What is the arc length of #f(x)=secx*tanx # in the interval #[0,pi/4]#?

1 Answer
Aug 4, 2016

The arc length formula is basically the distance formula adapted to a function. Whereas the distance formula would be #D = sqrt((Deltax)^2 + (Deltay)^2)#, the arc length formula is:

#\mathbf(s = int_a^b sqrt(1 + ((dy)/(dx))^2)dx)#

So, we need to take the derivative and then square it.

#d/(dx)[secxtanx]#

#= secx*sec^2x + secxtan^2x#

#= secx(sec^2x + tan^2x)#

#= secx(1 + 2tan^2x)#

And squaring it...

#((dy)/(dx))^2#

#= color(green)(sec^2x(2tan^2x + 1)^2)#

And now putting it in the integral.

#s = color(blue)(int_0^(pi"/"4) sqrt(1 + sec^2x(2tan^2x + 1)^2) dx)#

At that point, you should evaluate the integral numerically on your calculator.
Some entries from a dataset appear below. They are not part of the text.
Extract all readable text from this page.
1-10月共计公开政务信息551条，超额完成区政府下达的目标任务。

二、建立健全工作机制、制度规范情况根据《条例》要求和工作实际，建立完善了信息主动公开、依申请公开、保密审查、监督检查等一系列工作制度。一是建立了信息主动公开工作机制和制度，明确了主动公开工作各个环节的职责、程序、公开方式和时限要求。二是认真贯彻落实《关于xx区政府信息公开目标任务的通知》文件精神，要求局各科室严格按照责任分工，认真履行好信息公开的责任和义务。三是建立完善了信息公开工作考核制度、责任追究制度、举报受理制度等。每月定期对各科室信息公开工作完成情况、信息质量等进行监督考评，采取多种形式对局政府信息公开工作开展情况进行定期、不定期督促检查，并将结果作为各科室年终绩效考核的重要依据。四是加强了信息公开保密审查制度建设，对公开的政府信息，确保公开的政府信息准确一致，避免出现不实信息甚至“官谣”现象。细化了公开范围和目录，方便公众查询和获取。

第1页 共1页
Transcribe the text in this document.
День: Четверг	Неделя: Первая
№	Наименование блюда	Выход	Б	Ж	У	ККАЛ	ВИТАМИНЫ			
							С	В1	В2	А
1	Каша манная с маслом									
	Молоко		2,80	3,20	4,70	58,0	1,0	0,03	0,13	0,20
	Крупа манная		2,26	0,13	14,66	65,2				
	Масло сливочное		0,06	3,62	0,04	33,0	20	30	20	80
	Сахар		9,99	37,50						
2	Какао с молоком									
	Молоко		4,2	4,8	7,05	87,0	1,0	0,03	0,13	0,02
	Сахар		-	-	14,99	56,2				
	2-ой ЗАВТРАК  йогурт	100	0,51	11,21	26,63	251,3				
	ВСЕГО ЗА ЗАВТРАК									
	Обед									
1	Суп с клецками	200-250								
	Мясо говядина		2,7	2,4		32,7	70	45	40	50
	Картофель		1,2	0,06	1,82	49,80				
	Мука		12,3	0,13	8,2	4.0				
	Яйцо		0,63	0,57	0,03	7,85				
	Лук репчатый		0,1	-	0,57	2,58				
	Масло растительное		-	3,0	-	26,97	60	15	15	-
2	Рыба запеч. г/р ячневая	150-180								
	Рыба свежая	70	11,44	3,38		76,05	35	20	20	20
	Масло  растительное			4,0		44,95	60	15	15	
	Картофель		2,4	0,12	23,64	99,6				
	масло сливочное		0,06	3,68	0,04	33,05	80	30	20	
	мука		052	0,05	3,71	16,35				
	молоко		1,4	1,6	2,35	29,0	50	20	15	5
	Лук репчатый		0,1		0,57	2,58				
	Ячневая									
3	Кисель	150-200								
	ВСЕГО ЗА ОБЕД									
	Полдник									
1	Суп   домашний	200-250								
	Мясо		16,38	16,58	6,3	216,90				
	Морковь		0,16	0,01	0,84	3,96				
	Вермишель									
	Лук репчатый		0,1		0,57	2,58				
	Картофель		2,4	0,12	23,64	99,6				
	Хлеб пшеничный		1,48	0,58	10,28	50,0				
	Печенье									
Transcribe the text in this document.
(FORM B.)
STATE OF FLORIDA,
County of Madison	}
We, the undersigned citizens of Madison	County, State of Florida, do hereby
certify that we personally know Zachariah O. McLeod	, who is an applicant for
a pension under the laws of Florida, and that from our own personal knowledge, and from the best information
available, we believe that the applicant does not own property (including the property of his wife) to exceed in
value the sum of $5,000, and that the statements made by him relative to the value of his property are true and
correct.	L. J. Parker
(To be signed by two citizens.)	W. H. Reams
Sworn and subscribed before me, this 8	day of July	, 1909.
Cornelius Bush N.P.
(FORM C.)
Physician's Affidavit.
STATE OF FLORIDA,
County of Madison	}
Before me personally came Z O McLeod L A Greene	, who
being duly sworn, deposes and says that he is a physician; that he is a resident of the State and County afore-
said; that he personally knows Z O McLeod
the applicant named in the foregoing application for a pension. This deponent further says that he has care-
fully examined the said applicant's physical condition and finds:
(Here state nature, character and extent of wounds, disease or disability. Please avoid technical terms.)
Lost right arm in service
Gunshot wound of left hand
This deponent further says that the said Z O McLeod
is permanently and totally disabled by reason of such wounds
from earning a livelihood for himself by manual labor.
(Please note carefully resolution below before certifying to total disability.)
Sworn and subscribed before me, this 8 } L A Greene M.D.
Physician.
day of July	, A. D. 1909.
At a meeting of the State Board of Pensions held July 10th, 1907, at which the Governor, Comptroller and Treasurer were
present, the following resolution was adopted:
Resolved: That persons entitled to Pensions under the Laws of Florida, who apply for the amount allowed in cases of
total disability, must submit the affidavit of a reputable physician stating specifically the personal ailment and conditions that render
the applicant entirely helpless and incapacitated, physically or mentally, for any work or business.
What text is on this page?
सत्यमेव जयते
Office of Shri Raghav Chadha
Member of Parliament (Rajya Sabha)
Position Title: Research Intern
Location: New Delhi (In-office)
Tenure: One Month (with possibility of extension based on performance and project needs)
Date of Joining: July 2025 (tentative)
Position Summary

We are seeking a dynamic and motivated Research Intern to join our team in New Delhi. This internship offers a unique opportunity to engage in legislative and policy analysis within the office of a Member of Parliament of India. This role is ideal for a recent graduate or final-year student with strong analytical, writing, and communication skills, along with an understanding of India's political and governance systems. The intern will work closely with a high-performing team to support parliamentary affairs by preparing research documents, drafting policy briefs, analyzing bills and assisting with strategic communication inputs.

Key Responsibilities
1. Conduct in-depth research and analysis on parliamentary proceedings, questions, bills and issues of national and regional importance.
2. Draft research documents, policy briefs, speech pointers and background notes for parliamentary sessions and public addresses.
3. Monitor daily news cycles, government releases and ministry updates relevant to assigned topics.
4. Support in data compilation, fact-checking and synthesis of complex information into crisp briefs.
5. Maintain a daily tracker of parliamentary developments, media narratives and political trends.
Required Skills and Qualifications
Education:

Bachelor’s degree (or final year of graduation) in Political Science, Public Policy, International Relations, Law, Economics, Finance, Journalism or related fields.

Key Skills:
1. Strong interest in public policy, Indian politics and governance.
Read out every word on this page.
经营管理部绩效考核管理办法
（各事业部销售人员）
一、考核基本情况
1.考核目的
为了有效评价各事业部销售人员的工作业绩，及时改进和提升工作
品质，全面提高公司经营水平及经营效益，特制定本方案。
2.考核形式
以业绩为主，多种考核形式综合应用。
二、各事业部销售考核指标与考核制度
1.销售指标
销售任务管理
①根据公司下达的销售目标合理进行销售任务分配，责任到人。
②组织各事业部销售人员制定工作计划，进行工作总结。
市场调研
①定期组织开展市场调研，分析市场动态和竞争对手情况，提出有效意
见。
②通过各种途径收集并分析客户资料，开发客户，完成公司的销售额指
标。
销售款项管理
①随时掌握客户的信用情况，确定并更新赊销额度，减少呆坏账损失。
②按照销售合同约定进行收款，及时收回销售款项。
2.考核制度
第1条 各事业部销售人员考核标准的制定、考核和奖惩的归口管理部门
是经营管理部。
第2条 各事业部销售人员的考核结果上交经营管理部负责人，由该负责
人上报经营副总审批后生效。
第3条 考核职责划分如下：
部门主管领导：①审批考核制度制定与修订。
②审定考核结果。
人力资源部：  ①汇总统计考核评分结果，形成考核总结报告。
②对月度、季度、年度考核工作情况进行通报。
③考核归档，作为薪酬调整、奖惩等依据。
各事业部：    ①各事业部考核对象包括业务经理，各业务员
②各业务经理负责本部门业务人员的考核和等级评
A TI-89 should be able to do it, but working it out would be far too complicated.

I get #~~ color(blue)(1.6458)# using Wolfram Alpha, and this integral returns the same answer.

As you can see, the setup is usually pretty easy. What's usually hard (and generally nearly impossible on medium-complexity functions) is the actual simplification work.